— Браво, Антонина Ивановна. Вас прекрасно научили не показывать свои чувства. Да вы и детектора лжи не побоитесь. Но нет ничего тайного, что не стало бы явным. Даже если тайна считается государственной. Вы давали зятю кислоту несколько раз. Вы не могли заранее предугадать, чем он будет заниматься после обеда, поэтому он засыпал в самых неожиданных местах. И наконец вам повезло: он уснул за рулем. Тут еще и свидетельница рядом оказалась…
— Это вы о его любовнице, с которой он ехал на свою «холостяцкую» квартиру?
Аристарх запнулся.
— Любовнице? — глупо переспросил он.
Антонина Ивановна заговорила неожиданно мягко:
— Сядьте, Аристарх Викентьевич. Что это вы так разволновались? Вы славно потрудились, копаясь в прошлом. Но того, что вам удалось узнать, недостаточно, чтобы до конца понять произошедшее. Думаю, вы заслуживаете некоторых разъяснений.
Аристарх сел. Антонина Ивановна закурила новую сигарету, выпустила в форточку добрую струю дыма и продолжила:
— Был в старину такой философ — Монтень. Он сказал: «Каждый человек в своей жизни хоть раз да заслуживает быть повешенным». Может быть, он выразился несколько иначе, но суть фразы именно такова. Звучит парадоксально, конечно, но очень верно.
Покойный Богатырев был блестящим журналистом, талантливым публицистом, честным и неподкупным борцом против пороков общества. Он очень любил свою семью, но работа отнимала у него всё свободное время. Приблизительно так писали в газетах после его гибели. Дома он появлялся редко, это точно. Обычно он только приезжал, чтобы подкрепиться обедом, который готовила теща — женщина, по его мнению, недалекая и неопасная. Даже ночевал дома он редко: любовницы разрывали его на части. Жене он рассказывал сказки о постоянных командировках в другие города, и эта бедная овечка всему верила. В сущности, он и не любил ее вовсе. Женился, чтобы прописаться в городе и переехать в благоустроенную квартиру. Он действительно был по-своему талантлив: с началом перестройки он очень верно угадал дух времени и за какой-то год или даже меньше сумел вырасти из заштатного репортеришки в одного из ведущих журналистов страны. Его статьи с разоблачениями всевозможных мафий печатались в центральных газетах, газеты раскупались мгновенно, люди жадно читали очередные новости Богатырева о расхитителях, коррупционерах и других врагах народа. Мне прекрасно известно, как он стряпал свои статейки. Заполучив на руки пару малозначительных фактов, он надстраивал сверху пирамиду из фальшивых связей, выдуманных причин и следствий, мотивов и прочих домыслов. И нити всегда вели «наверх»! Обязательно нужно было сделать намек на участие руководящих органов в неблаговидных делах! А как же иначе, ведь интерес читателей можно подогреть только высокой степенью скандальности. Здесь он, между прочим, проявлял благоразумие, ни разу не обвинив по-настоящему сильного человека. Он никогда не упоминал фамилии тех, кто мог с ним расправиться. Зато тем, кого он считал уязвимыми, доставалось от неподкупного борца по полной программе.

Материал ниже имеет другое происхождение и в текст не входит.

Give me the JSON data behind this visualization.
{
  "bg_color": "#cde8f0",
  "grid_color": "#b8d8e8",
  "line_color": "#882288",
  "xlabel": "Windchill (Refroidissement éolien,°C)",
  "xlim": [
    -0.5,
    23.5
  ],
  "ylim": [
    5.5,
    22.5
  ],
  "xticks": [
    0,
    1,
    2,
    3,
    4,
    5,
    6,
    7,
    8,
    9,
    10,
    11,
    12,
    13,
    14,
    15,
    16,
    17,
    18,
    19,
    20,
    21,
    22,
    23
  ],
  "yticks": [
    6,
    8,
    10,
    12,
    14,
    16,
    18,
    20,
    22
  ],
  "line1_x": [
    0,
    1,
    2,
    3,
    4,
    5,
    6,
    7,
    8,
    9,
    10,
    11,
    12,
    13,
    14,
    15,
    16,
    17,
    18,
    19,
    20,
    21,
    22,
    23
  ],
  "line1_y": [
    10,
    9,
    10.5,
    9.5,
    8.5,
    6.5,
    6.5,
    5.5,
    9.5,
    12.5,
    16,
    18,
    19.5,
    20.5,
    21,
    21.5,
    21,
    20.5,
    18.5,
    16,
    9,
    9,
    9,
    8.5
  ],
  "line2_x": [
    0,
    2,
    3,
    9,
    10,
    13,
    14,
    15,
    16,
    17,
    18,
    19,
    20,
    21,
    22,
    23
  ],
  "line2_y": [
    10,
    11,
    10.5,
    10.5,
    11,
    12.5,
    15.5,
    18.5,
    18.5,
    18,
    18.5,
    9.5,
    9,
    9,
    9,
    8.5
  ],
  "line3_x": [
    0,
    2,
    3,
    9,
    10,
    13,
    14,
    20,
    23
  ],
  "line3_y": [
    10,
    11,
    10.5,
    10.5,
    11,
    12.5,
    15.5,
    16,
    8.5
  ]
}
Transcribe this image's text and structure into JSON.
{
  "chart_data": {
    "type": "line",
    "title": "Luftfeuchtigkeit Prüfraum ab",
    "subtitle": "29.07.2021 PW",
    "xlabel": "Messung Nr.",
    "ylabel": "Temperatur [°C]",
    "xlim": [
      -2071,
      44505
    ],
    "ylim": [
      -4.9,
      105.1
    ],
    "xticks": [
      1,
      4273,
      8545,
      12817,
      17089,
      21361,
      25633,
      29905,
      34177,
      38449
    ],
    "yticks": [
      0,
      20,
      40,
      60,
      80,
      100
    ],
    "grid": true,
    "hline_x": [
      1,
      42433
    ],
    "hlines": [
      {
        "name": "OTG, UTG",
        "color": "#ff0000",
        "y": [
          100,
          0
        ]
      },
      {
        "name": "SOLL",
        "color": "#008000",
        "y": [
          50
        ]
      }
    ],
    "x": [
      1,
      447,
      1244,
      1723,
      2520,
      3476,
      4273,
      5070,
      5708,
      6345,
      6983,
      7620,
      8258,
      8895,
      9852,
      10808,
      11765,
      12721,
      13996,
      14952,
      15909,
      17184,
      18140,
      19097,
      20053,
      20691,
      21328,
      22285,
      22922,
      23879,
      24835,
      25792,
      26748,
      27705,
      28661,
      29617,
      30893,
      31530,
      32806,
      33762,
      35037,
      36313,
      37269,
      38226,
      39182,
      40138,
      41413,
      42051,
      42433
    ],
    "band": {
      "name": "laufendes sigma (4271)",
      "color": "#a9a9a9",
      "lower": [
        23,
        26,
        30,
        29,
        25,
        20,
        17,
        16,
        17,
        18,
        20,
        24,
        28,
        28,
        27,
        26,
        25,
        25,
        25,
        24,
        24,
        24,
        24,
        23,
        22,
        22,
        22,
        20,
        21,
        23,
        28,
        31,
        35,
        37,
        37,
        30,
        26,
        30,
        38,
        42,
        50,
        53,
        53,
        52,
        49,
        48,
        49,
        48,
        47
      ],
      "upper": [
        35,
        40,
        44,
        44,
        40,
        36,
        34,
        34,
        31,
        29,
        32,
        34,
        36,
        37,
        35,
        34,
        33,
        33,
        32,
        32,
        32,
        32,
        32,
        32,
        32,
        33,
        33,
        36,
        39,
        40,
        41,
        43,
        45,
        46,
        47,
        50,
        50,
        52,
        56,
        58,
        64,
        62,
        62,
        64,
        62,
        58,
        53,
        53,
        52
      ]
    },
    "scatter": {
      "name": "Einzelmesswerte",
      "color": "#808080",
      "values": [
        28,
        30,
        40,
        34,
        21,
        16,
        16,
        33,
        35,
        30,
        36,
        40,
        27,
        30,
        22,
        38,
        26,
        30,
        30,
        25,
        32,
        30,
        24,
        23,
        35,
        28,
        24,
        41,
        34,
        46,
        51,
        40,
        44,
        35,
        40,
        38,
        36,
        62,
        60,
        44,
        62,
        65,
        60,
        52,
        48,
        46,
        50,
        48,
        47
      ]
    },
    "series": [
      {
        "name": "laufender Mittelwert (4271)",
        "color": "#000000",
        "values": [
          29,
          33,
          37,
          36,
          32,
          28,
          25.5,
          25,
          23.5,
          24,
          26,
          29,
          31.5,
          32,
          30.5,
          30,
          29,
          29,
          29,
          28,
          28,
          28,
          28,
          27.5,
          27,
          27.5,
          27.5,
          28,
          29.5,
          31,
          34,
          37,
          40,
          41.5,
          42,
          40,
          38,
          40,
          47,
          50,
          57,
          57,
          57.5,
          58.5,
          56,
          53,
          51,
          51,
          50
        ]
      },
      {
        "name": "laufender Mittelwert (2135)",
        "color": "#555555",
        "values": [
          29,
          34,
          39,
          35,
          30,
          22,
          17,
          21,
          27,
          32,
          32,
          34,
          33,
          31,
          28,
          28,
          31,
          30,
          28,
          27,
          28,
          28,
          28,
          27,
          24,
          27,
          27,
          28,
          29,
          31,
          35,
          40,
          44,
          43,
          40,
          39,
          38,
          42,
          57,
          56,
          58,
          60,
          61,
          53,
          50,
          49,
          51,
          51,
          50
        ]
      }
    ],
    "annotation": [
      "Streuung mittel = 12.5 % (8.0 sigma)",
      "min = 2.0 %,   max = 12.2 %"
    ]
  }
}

Голос Антонины Ивановны постепенно повышался, сигарета между пальцами дрожала, пепел сыпался на стол.
— Он сидел в этой кухне, уплетал тещины котлеты и хвастал своими газетными подвигами. Он говорил с гордостью: «Я ломаю систему». Что верно, то верно — систему он ломал. При этом его не волновала судьба людей, попавших под его нож. Не имея сколько-нибудь серьезных оснований, он объявил взяточником генерала милиции. Генерал застрелился. Ну и что? Богатырева это не заботило. Плевать он хотел на министра, которого выгнали с работы после его статьи. А когда от сердечного приступа умер старый контрразведчик, которого он обвинил чуть ли не в связях с абвером…
— Это был дед Кирилла?
Аристарх не понял, почему так спросил. Как-то само вырвалось.
Антонина Ивановна замолчала и посмотрела на сигарету в своей руке так, словно впервые ее увидела.
— Что-то я разнервничалась. Сама себя не узнаю.
Она выбросила сигарету в форточку, сгребла на ладонь пепел со стола и отправила его туда же, затем вновь спрятала сигареты в глубину буфета.
— Видите ли, Аристарх Викентьевич, очень трудно судить объективно, глядя на вещи со стороны, да еще и много лет спустя. И уж совсем наивно думать, что можно прожить жизнь, не снимая белых перчаток. Я тут упоминала Монтеня. Так вот, другой мыслитель — очень известный — сказал: «Не судите, да не судимы будете. Ибо каким судом судите других, так же будут судить и вас». Впрочем, зачем я это говорю?